You can use the pandaslibrary and the replacefunction. I represent one example with five replacements:

您可以使用pandas库和replace函数。我用五个替换来代表一个例子:

df = pd.DataFrame({'text': ['Billy is going to visit Rome in November', 'I was born in 10/10/2010', 'I will be there at 20:00']})

to_replace=['Billy','Rome','January|February|March|April|May|June|July|August|September|October|November|December', '\d{2}:\d{2}', '\d{2}/\d{2}/\d{4}']
replace_with=['name','city','month','time', 'date']

print(df.text.replace(to_replace, replace_with, regex=True))

And the modified text is:

修改后的文字是:

0    name is going to visit city in month
1                      I was born in date
2                 I will be there at time

You can find the example here

您可以在此处找到示例

回答by Hamid Zaree

If you dealing with files, I have a simple python code about this problem. More info here.

如果你处理文件,我有一个关于这个问题的简单 python 代码。

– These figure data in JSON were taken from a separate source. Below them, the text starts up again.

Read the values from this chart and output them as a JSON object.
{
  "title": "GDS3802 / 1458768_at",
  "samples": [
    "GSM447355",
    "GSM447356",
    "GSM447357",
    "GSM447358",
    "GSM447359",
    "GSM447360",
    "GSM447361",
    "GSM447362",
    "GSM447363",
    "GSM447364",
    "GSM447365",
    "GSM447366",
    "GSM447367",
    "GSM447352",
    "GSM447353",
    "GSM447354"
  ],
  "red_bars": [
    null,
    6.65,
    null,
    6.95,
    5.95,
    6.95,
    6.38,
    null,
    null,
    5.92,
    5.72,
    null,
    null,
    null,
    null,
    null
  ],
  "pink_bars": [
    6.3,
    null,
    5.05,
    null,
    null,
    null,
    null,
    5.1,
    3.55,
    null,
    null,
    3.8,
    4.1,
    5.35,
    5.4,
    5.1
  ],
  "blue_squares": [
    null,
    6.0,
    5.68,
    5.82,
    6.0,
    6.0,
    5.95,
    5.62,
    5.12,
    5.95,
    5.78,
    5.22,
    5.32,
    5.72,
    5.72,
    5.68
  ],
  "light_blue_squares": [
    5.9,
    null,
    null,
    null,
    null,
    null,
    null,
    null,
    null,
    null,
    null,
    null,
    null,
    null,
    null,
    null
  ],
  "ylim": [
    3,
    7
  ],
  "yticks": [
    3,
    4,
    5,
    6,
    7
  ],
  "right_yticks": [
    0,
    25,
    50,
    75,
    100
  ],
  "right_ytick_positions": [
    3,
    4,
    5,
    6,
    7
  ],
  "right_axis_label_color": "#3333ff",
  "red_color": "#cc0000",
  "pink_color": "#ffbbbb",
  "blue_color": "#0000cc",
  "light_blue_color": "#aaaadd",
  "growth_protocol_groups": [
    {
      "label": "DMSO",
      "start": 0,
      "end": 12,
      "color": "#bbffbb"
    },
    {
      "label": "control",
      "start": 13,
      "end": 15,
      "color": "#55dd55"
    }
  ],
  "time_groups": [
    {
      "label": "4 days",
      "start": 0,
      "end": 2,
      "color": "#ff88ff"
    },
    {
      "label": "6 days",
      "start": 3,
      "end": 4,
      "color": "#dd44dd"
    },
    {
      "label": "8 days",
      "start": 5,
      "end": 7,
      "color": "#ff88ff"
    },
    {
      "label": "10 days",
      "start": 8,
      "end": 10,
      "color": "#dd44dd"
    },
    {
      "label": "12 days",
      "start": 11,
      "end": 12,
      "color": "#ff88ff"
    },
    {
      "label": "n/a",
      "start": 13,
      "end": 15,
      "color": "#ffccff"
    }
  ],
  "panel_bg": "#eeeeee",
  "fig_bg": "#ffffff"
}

更多信息在这里

import re 

 def multiple_replace(dictionary, text):
  # Create a regular expression  from the dictionaryary keys

  regex = re.compile("(%s)" % "|".join(map(re.escape, dictionary.keys())))

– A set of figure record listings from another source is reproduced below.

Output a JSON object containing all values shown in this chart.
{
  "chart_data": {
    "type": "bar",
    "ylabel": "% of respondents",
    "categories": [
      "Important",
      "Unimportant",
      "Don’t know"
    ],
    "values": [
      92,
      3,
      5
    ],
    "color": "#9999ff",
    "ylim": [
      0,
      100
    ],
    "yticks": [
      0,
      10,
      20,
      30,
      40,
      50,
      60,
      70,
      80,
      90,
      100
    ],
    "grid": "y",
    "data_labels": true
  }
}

  # For each match, look-up corresponding value in dictionaryary
  String = lambda mo: dictionary[mo.string[mo.start():mo.end()]]
  return regex.sub(String , text)


if __name__ == "__main__":

dictionary = {
    "Wiley Online Library" : "Wiley",
    "Chemical Society Reviews" : "Chem. Soc. Rev.",
} 

with open ('LightBib.bib', 'r') as Bib_read:
    with open ('Abbreviated.bib', 'w') as Bib_write:
        read_lines = Bib_read.readlines()
        for rows in read_lines:
            #print(rows)
            text = rows
            new_text = multiple_replace(dictionary, text)
            #print(new_text)
            Bib_write.write(new_text)

回答by Eric

None of the other solutions work if your patterns are themselves regexes.

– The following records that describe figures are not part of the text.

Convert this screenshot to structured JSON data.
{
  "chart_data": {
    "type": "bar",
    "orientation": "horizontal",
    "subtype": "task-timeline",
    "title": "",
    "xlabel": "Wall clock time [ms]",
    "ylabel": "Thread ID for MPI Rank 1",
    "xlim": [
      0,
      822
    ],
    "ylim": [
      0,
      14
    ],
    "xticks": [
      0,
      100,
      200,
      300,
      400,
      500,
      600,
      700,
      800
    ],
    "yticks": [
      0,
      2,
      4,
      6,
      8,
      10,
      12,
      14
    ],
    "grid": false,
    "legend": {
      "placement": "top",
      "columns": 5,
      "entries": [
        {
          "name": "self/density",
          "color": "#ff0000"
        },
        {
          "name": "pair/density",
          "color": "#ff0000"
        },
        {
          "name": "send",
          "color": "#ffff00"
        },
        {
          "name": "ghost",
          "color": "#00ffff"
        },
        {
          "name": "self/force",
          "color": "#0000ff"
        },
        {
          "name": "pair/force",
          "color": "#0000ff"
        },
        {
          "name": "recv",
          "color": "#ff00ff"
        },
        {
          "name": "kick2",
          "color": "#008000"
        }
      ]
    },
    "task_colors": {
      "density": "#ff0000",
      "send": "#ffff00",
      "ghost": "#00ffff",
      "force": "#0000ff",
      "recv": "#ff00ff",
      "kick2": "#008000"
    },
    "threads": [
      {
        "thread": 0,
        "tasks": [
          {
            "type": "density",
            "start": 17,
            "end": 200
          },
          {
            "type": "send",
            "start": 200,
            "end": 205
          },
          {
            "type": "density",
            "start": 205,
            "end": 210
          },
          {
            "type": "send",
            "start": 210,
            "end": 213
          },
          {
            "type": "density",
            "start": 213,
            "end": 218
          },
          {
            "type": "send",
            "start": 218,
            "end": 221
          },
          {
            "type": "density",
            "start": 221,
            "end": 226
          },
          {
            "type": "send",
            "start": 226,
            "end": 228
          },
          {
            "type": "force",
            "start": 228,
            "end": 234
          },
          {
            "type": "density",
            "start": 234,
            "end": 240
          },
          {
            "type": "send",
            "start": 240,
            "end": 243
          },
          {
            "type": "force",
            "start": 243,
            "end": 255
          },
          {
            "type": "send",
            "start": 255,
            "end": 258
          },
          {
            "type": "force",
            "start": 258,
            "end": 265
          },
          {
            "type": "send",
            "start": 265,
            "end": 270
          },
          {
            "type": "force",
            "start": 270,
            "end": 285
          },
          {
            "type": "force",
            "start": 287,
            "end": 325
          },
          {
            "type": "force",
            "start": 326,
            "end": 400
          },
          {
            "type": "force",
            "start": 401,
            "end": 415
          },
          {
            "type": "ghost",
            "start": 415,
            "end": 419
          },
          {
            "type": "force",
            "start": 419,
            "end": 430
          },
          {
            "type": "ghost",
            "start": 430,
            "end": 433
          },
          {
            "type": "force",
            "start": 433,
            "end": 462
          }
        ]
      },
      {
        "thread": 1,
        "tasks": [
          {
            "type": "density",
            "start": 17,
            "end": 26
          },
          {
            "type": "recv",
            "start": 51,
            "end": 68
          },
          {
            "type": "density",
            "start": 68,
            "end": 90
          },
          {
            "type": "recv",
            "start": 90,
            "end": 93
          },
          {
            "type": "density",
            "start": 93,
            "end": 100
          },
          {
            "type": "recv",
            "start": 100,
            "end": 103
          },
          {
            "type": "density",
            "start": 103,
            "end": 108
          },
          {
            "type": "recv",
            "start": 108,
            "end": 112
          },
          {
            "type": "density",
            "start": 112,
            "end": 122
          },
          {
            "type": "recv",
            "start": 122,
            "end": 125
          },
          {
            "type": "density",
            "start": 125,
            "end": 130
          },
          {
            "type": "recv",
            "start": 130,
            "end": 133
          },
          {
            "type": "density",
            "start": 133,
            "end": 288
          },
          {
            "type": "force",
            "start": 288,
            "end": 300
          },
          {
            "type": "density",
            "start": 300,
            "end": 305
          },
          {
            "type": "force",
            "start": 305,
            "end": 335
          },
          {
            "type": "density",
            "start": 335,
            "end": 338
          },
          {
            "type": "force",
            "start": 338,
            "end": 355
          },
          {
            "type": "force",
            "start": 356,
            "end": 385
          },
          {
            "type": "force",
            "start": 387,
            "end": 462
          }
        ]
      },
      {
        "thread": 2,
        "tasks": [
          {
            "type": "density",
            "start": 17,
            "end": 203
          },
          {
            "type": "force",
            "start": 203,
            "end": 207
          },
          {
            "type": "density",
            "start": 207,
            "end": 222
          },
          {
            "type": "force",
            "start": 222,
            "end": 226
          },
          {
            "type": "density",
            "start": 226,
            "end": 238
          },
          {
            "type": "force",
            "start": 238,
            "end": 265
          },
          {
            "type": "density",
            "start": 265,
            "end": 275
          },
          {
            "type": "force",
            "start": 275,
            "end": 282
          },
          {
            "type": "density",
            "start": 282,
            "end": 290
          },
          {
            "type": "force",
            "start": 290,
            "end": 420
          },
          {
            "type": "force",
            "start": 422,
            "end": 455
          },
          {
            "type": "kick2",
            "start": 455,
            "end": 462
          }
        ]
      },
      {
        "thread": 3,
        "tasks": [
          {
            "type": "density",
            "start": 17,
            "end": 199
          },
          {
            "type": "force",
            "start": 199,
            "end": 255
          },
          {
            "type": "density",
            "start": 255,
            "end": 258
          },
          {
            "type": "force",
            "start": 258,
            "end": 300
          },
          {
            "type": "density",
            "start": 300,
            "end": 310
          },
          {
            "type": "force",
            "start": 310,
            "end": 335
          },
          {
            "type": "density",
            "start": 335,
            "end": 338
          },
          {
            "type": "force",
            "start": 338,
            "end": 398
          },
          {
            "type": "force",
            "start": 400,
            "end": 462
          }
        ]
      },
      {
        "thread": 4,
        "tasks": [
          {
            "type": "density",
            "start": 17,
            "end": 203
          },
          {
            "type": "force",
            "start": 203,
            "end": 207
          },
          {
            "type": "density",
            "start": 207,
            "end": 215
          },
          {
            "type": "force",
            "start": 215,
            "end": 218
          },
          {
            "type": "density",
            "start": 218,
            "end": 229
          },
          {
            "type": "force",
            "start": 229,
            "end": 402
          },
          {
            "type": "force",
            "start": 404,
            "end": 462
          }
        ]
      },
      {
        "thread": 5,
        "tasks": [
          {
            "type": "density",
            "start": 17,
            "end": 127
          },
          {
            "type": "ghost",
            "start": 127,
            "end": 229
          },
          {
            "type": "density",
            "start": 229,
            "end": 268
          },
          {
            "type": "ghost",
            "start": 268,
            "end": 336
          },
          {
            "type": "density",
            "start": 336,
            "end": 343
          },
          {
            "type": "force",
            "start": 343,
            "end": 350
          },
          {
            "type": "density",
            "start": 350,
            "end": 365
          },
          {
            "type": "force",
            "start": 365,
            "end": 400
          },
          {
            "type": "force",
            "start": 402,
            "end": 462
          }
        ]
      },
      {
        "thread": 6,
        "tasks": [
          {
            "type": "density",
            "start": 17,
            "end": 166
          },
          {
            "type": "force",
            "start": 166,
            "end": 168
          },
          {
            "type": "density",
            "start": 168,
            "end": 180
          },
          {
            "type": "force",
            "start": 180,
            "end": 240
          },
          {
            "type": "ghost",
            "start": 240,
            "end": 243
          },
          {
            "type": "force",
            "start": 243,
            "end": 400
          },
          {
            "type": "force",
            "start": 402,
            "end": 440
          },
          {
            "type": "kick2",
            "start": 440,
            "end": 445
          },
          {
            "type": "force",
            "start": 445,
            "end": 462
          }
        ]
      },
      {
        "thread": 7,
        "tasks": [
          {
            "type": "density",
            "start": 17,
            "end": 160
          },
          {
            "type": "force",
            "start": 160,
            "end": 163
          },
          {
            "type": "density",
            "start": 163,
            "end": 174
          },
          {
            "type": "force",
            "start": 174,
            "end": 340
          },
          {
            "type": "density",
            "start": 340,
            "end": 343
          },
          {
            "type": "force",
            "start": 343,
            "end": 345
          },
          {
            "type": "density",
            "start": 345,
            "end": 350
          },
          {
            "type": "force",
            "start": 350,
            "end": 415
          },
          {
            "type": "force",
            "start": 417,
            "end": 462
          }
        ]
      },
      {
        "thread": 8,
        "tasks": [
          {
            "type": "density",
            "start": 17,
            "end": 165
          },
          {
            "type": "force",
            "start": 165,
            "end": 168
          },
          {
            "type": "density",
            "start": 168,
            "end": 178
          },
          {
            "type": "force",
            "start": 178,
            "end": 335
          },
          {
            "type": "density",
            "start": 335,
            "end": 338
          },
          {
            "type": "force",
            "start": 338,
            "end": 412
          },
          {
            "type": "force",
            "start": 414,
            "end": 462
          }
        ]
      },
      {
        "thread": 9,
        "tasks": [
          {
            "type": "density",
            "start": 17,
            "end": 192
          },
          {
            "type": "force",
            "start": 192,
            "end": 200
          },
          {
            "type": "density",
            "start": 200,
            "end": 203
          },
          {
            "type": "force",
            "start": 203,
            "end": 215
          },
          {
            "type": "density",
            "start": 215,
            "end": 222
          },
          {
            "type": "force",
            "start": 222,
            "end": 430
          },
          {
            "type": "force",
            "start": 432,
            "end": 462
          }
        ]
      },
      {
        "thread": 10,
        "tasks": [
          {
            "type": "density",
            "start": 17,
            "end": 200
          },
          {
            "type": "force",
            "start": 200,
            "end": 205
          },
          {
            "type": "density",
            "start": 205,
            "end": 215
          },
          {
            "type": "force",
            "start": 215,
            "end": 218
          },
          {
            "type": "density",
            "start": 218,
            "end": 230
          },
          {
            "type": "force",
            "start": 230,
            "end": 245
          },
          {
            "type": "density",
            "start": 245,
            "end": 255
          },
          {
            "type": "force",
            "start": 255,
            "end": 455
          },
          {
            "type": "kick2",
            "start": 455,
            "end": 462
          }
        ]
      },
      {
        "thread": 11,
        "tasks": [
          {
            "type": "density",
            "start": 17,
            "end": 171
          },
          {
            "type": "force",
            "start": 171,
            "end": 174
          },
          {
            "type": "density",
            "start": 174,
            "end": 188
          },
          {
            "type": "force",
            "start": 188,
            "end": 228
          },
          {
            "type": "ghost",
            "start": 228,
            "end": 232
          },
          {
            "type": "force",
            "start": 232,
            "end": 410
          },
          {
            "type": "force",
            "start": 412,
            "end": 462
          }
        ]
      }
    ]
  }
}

如果您的模式本身是正则表达式,则其他任何解决方案都不起作用。

For that, you need:

为此,您需要:

def multi_sub(pairs, s):
    def repl_func(m):
        # only one group will be present, use the corresponding match
        return next(
            repl
            for (patt, repl), group in zip(pairs, m.groups())
            if group is not None
        )
    pattern = '|'.join("({})".format(patt) for patt, _ in pairs)
    return re.sub(pattern, repl_func, s)

Which can be used as:

可以用作:

>>> multi_sub([
...     ('a+b', 'Ab'),
...     ('b', 'B'),
...     ('a+', 'A.'),
... ], "aabbaa")  # matches as (aab)(b)(aa)
'AbBA.'

Note that this solution does not allow you to put capturing groups in your regexes, or use them in replacements.

请注意,此解决方案不允许您在正则表达式中放置捕获组,或在替换中使用它们。